Stimulating the Brain for Sight

“The next frontier of neurosurgery is all about technology,” said Daniel Yoshor, MD, chair of Neurosurgery. “In the future, neurosurgery will increasingly use technology to actually interface with the brain in order to restore function.”

Yoshor’s lab taps exactly into that future-forward philosophy. His lab is working to understand how visual information is processed in the human brain. Specifically, Yoshor is working on developing new methods and technologies for inputting information directly into the brain.

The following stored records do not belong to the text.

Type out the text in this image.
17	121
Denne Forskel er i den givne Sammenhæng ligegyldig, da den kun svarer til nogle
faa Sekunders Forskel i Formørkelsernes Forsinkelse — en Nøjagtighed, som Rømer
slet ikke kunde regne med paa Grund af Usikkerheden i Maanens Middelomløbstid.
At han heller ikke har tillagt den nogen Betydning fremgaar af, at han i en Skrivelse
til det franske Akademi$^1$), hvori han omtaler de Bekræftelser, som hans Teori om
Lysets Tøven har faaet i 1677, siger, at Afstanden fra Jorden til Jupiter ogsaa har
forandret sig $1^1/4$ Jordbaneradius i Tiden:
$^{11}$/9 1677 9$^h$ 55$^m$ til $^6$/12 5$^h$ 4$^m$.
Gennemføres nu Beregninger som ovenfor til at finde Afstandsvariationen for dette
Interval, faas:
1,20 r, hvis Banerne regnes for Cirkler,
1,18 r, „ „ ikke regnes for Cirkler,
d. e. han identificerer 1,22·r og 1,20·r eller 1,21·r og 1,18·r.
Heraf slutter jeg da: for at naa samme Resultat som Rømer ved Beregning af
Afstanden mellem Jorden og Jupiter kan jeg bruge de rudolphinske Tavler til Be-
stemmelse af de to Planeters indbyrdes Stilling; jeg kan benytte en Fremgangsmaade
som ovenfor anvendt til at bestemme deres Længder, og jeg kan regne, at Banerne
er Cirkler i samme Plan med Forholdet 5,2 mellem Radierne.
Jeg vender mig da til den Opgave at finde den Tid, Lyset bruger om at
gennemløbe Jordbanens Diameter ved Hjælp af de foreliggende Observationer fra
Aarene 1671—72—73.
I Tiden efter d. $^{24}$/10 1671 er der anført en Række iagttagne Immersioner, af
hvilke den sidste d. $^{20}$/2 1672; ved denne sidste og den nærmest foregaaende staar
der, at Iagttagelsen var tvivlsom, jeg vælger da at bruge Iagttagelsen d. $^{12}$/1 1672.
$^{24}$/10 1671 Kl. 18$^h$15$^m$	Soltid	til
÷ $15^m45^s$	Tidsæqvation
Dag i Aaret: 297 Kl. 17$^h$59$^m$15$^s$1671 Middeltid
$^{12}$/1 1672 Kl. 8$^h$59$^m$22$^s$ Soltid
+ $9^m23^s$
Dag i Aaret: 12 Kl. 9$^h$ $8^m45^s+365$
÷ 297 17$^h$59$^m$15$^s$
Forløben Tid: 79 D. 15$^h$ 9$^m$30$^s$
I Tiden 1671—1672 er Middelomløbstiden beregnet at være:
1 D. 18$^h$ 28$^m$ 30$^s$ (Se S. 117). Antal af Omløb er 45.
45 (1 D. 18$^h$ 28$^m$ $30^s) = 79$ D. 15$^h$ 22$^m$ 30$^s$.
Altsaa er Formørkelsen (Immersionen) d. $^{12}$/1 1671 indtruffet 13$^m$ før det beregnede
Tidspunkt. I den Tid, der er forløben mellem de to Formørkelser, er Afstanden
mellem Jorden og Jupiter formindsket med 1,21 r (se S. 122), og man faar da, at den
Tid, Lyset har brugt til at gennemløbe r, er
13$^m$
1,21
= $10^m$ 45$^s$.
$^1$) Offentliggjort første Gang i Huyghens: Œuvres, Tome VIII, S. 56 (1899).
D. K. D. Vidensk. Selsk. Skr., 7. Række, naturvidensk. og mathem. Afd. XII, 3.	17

In most patients with acquired blindness, the problem is caused by damage to their eyes or optic nerve, rather than the part of the brain that supports vision. Yoshor’s strategy is to bypass the eyes and instead, direct information straight to the brain. Yoshor recently made a big step toward this goal by way of a brain implant which allowed test subjects to visualize the shape of letters in order to identify them.

“What’s happening in the neurosciences today is extraordinary — there’s been tremendous advances in the past few years and there’s an avalanche of innovation ahead,” Yoshor said. “Our efforts are ambitious, but with the ongoing developments in neuroscience, engineering, and computer technology, it is no longer science fiction.”